Ce qui n'est pas fait aujourd'hui dans le monde du travail, pour lutter contre les inégalités d'accès à l'emploi, de rémunération, de carrière, entre les hommes et les femmes, sera, au moment de la retraite, payé au prix fort… par les femmes.

On l’oublie trop souvent, le maintien de la situation actuelle aura des conséquences incalculables demain.

Une enquête sur les conditions de vie des retraités aux revenus modestes que la CFDT Retraités a menée le mois dernier montre que les femmes représentent les trois-quarts de la population concernée vivant avec moins de 1000 € mensuels.

Les femmes seules avec un revenu moyen de 930€ par mois, inférieur donc au seuil de pauvreté, sont les plus menacées. Leur pension est constituée à moins de 60% de droits acquis en direct, la pension de réversion complétant le tout.

Les femmes ont deux fois plus souvent que les hommes une carrière professionnelle incomplète, principalement en raison de la présence et l’éducation des enfants. Autre conséquence : les femmes sont deux fois plus nombreuses que les hommes à être parties à la retraite après 65 ans.
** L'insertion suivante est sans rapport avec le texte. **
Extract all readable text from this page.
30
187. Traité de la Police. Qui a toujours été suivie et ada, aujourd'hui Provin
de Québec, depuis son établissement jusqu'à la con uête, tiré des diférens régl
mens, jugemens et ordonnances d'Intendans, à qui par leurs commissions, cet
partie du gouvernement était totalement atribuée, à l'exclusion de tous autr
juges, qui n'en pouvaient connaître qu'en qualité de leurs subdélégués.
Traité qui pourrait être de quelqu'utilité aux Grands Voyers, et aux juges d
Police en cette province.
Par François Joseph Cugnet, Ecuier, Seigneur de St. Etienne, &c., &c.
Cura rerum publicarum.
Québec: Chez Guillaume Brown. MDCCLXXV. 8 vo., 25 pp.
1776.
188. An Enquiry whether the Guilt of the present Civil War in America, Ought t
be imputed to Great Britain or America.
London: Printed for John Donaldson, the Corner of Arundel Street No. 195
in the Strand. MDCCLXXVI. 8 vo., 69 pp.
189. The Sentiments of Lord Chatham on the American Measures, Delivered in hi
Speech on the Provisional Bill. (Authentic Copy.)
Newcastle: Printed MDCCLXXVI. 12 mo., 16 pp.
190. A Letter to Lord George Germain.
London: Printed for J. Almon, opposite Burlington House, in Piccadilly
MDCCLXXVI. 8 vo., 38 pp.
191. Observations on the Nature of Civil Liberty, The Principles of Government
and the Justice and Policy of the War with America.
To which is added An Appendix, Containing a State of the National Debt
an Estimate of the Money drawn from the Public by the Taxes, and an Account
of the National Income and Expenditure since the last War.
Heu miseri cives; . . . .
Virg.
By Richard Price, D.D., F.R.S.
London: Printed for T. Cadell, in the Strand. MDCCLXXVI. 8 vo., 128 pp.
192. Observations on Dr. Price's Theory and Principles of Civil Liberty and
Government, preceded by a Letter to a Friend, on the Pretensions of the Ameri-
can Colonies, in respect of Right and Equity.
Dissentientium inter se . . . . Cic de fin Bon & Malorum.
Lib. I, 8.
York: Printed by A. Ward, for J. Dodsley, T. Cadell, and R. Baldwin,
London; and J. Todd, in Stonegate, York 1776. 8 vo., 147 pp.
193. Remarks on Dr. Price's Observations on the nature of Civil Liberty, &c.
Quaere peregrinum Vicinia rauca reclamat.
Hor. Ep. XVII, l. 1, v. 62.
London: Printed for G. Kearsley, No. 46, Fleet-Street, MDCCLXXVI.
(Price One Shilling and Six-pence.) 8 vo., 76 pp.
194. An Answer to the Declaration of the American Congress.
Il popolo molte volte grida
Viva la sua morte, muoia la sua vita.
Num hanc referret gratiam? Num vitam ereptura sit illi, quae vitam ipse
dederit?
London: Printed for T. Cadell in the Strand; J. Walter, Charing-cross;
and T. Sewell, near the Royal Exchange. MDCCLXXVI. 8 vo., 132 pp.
Au quotidien, le « reste à vivre » s’avère très insuffisant. Les dépenses de première nécessité, telles que le logement, l’énergie, la santé, avec le coût du reste à charge et de la complémentaire santé, l’alimentation grèvent 75% des petits budgets.

Ces précarités associées, parfois au grand âge et la perte d’autonomie, sont facteurs d’un risque de basculement définitif dans la misère.

La CFDT Retraités souhaite la mise en œuvre de solidarités plus actives envers les retraitées actuelles à l’heure où de toute part une réforme des retraites s’impose, sauf à continuer de fabriquer d’autres générations de retraitées pauvres, à la seule raison qu’elles sont nées femmes.